São tantas emoções, nem todas fáceis de lidar. Há momentos que nem ele sabe muito bem como encarar. “Tem horas que me olho no espelho, me ajeitando para sair, e levo um susto, bicho. Há 18 anos que a minha identidade não é minha.”
Parece exagero, mas não é. Quer dizer, o exagero está na origem da cena. Carlos Evanney, baiano de Maragogipe, é o cover mais famoso de Roberto Carlos. Vive a personalidade do rei 24 horas por dia. Ele se veste como Roberto, fala como Roberto, anda como Roberto, acorda e vai dormir como Roberto. Evanney chegou ao Rio em 1975, para tentar carreira como cantor e para conhecer “a fera Roberto Carlos”. Foi cenógrafo no Teatro Municipal e na TV Globo e teve salão de cabeleireiro, mas queria mesmo era ser artista. Lançou discos autorais e, a partir de 2000, resolveu se dedicar exclusivamente a viver Roberto Carlos. Mas não só nos palcos.
“Eu vinha de uma escola de churrascaria, cantava Nelson Gonçalves, Paulo Sérgio, Fernando Mendes, o que pedissem eu cantava”, lembra. No primeiro show só como Roberto, em 2000, uma fã reclamou que faltaram as rosas no final. Nunca mais ele deixou de entregá-las. Em 2002, na festa de aniversário que os fãs fazem todo ano na porta do prédio, Evanney conheceu Roberto, que o chamou para bater um papo. “Eu passei o tempo todo dizendo a mesma coisa: ‘Que Deus te abençoe, que Deus te proteja, feliz aniversário’, e ele dizia ‘amém, amém’, eu não conseguia dizer outra coisa,” A memória daquela tarde perpassa todos os sentidos. “Ele me deu um abraço e eu senti o cheiro do Roberto, a quentura do Roberto. Eu fiquei anestesiado”, lembra. O pedaço de bolo que Roberto cortou e entregou a ele está guardado em um pote de Evanney — agora devidamente envernizado, depois que alguns bichos quiseram se apossar da iguaria.
Em dezembro, Evanney fará a 31ª edição do passeio de barco pela Baía de Guanabara, que emula o cruzeiro marítimo do rei. Ele canta por cerca de duas horas, devidamente trajado de comandante, e o show termina em frente ao prédio do Roberto Carlos, na Urca. Custa R$ 130 por pessoa – antes havia um minialmoço de cortesia, mas como sempre dava problemas devido a diferentes restrições alimentares dos embarcados, o passeio agora vende cerveja, refrigerante, água e salgados.

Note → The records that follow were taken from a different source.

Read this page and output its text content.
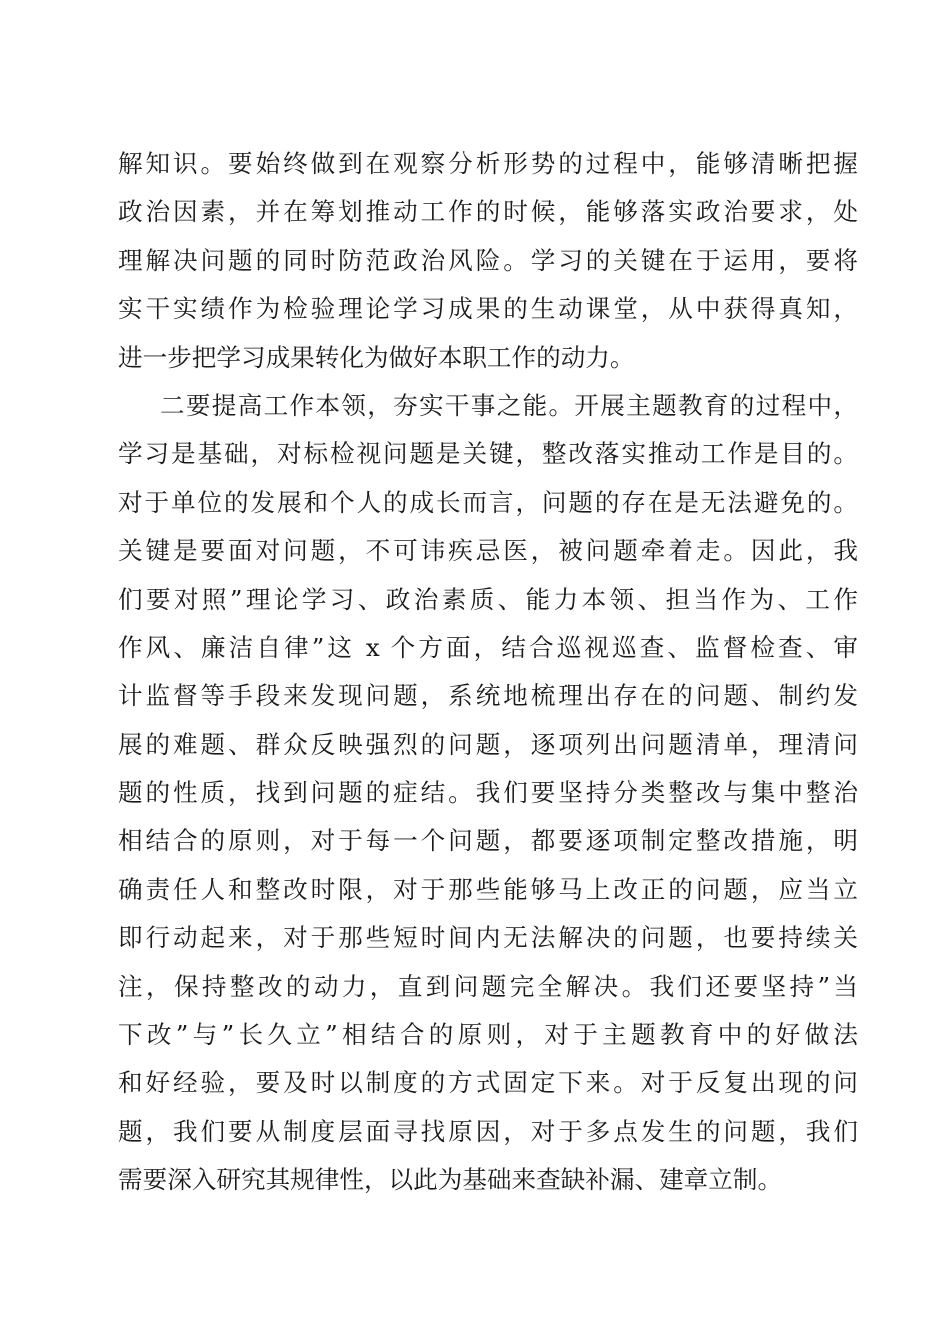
解知识。要始终做到在观察分析形势的过程中，能够清晰把握
政治因素，并在筹划推动工作的时候，能够落实政治要求，处
理解决问题的同时防范政治风险。学习的关键在于运用，要将
实干实绩作为检验理论学习成果的生动课堂，从中获得真知，
进一步把学习成果转化为做好本职工作的动力。
二要提高工作本领，夯实干事之能。开展主题教育的过程中，
学习是基础，对标检视问题是关键，整改落实推动工作是目的。
对于单位的发展和个人的成长而言，问题的存在是无法避免的。
关键是要面对问题，不可讳疾忌医，被问题牵着走。因此，我
们要对照”理论学习、政治素质、能力本领、担当作为、工作
作风、廉洁自律”这 x 个方面，结合巡视巡查、监督检查、审
计监督等手段来发现问题，系统地梳理出存在的问题、制约发
展的难题、群众反映强烈的问题，逐项列出问题清单，理清问
题的性质，找到问题的症结。我们要坚持分类整改与集中整治
相结合的原则，对于每一个问题，都要逐项制定整改措施，明
确责任人和整改时限，对于那些能够马上改正的问题，应当立
即行动起来，对于那些短时间内无法解决的问题，也要持续关
注，保持整改的动力，直到问题完全解决。我们还要坚持”当
下改”与”长久立”相结合的原则，对于主题教育中的好做法
和好经验，要及时以制度的方式固定下来。对于反复出现的问
题，我们要从制度层面寻找原因，对于多点发生的问题，我们
需要深入研究其规律性，以此为基础来查缺补漏、建章立制。
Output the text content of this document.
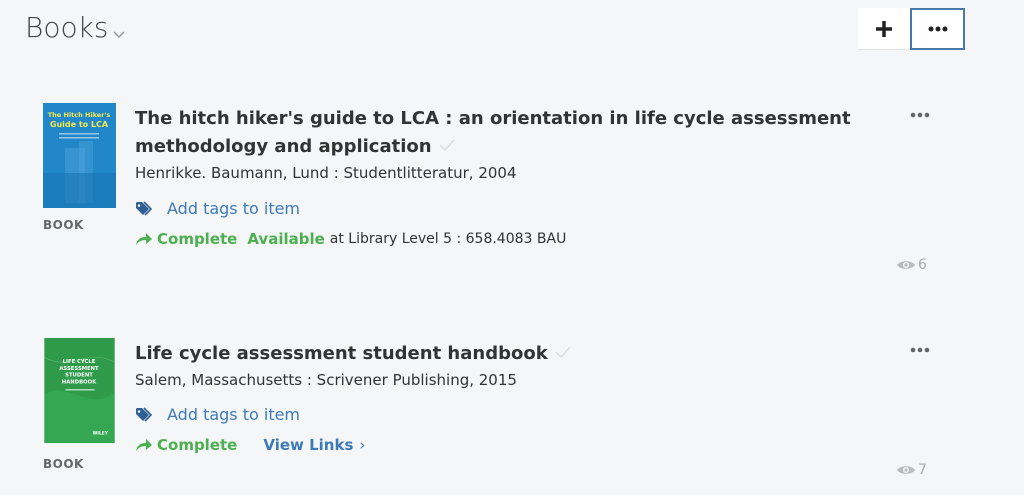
Books
The Hitch Hiker's
Guide to LCA
BOOK
The hitch hiker's guide to LCA : an orientation in life cycle assessment methodology and application
Henrikke. Baumann, Lund : Studentlitteratur, 2004
Add tags to item
Complete Available at Library Level 5 : 658.4083 BAU
6
LIFE CYCLE
ASSESSMENT
STUDENT
HANDBOOK
WILEY
BOOK
Life cycle assessment student handbook
Salem, Massachusetts : Scrivener Publishing, 2015
Add tags to item
Complete View Links ›
7
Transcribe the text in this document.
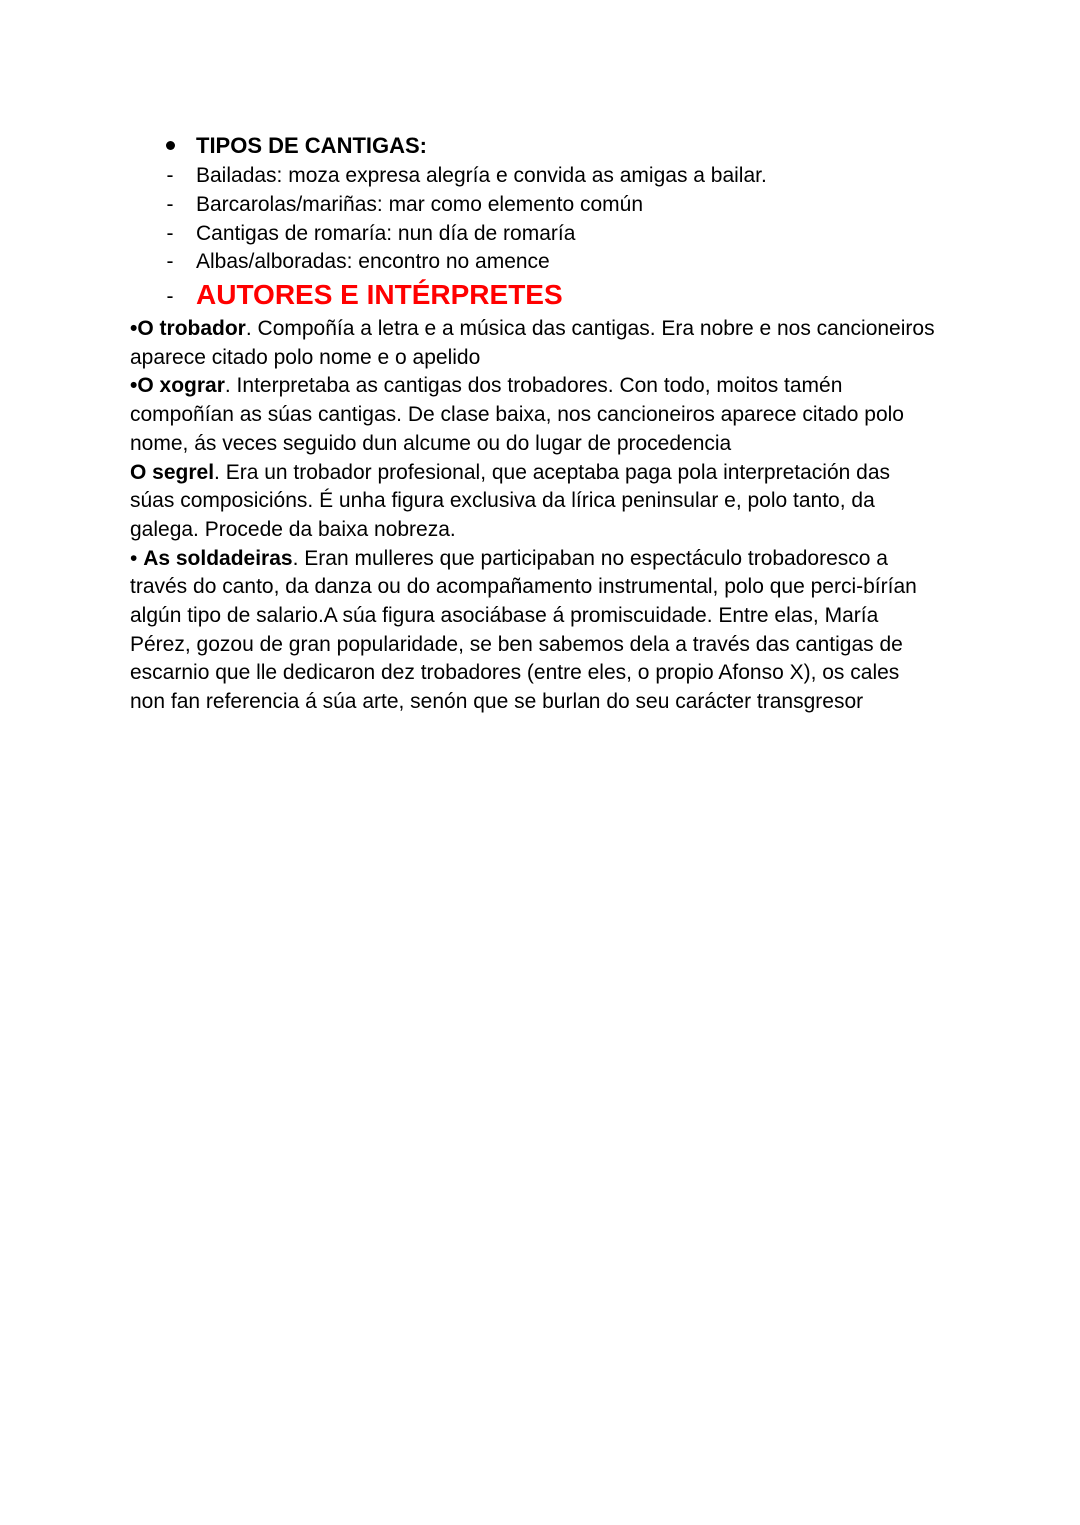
TIPOS DE CANTIGAS:
-	Bailadas: moza expresa alegría e convida as amigas a bailar.
-	Barcarolas/mariñas: mar como elemento común
-	Cantigas de romaría: nun día de romaría
-	Albas/alboradas: encontro no amence
- AUTORES E INTÉRPRETES

•O trobador. Compoñía a letra e a música das cantigas. Era nobre e nos cancioneiros aparece citado polo nome e o apelido

•O xograr. Interpretaba as cantigas dos trobadores. Con todo, moitos tamén compoñían as súas cantigas. De clase baixa, nos cancioneiros aparece citado polo nome, ás veces seguido dun alcume ou do lugar de procedencia

O segrel. Era un trobador profesional, que aceptaba paga pola interpretación das súas composicións. É unha figura exclusiva da lírica peninsular e, polo tanto, da galega. Procede da baixa nobreza.

• As soldadeiras. Eran mulleres que participaban no espectáculo trobadoresco a través do canto, da danza ou do acompañamento instrumental, polo que perci-bírían algún tipo de salario.A súa figura asociábase á promiscuidade. Entre elas, María Pérez, gozou de gran popularidade, se ben sabemos dela a través das cantigas de escarnio que lle dedicaron dez trobadores (entre eles, o propio Afonso X), os cales non fan referencia á súa arte, senón que se burlan do seu carácter transgresor
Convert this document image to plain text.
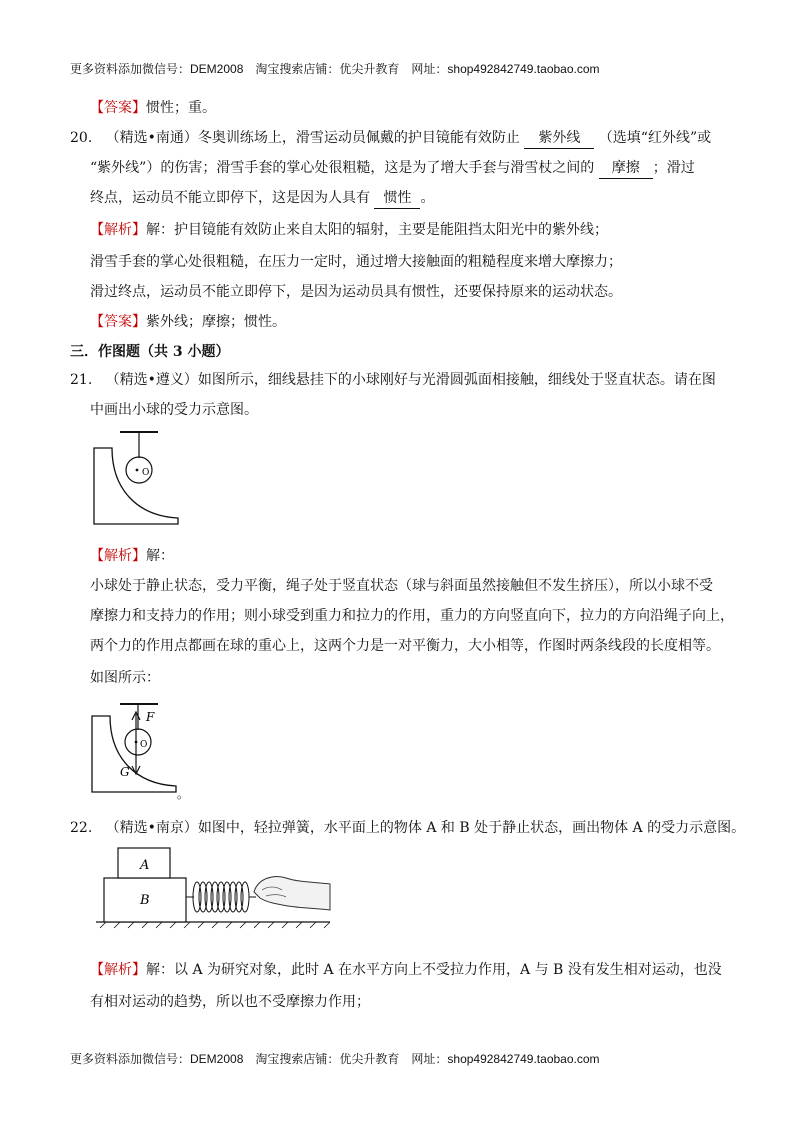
更多资料添加微信号：DEM2008 淘宝搜索店铺：优尖升教育 网址：shop492842749.taobao.com
【答案】惯性；重。
20. （精选•南通）冬奥训练场上，滑雪运动员佩戴的护目镜能有效防止 紫外线 （选填“红外线”或
“紫外线”）的伤害；滑雪手套的掌心处很粗糙，这是为了增大手套与滑雪杖之间的 摩擦 ；滑过
终点，运动员不能立即停下，这是因为人具有 惯性 。
【解析】解：护目镜能有效防止来自太阳的辐射，主要是能阻挡太阳光中的紫外线；
滑雪手套的掌心处很粗糙，在压力一定时，通过增大接触面的粗糙程度来增大摩擦力；
滑过终点，运动员不能立即停下，是因为运动员具有惯性，还要保持原来的运动状态。
【答案】紫外线；摩擦；惯性。
三．作图题（共 3 小题）
21. （精选•遵义）如图所示，细线悬挂下的小球刚好与光滑圆弧面相接触，细线处于竖直状态。请在图
中画出小球的受力示意图。
O
【解析】解：
小球处于静止状态，受力平衡，绳子处于竖直状态（球与斜面虽然接触但不发生挤压），所以小球不受
摩擦力和支持力的作用；则小球受到重力和拉力的作用，重力的方向竖直向下，拉力的方向沿绳子向上，
两个力的作用点都画在球的重心上，这两个力是一对平衡力，大小相等，作图时两条线段的长度相等。
如图所示：
F
G
O
。
22. （精选•南京）如图中，轻拉弹簧，水平面上的物体 A 和 B 处于静止状态，画出物体 A 的受力示意图。
B
A
【解析】解：以 A 为研究对象，此时 A 在水平方向上不受拉力作用，A 与 B 没有发生相对运动，也没
有相对运动的趋势，所以也不受摩擦力作用；
更多资料添加微信号：DEM2008 淘宝搜索店铺：优尖升教育 网址：shop492842749.taobao.com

“Eu fiquei abismada como o Evanney leva a sério o trabalho. Ele não está fazendo um cover, ele passa dos limites”, afirma a cineasta Sandra Werneck, cujo documentário “Os Outros”, dirigido por ela em 2016, teve o artista como um dos personagens centrais. Autointitulado o cover “oficial” de Roberto Carlos, Evanney é a face mais visível de um mercado de artistas cuja atividade central é reproduzir a experiência de outro artista.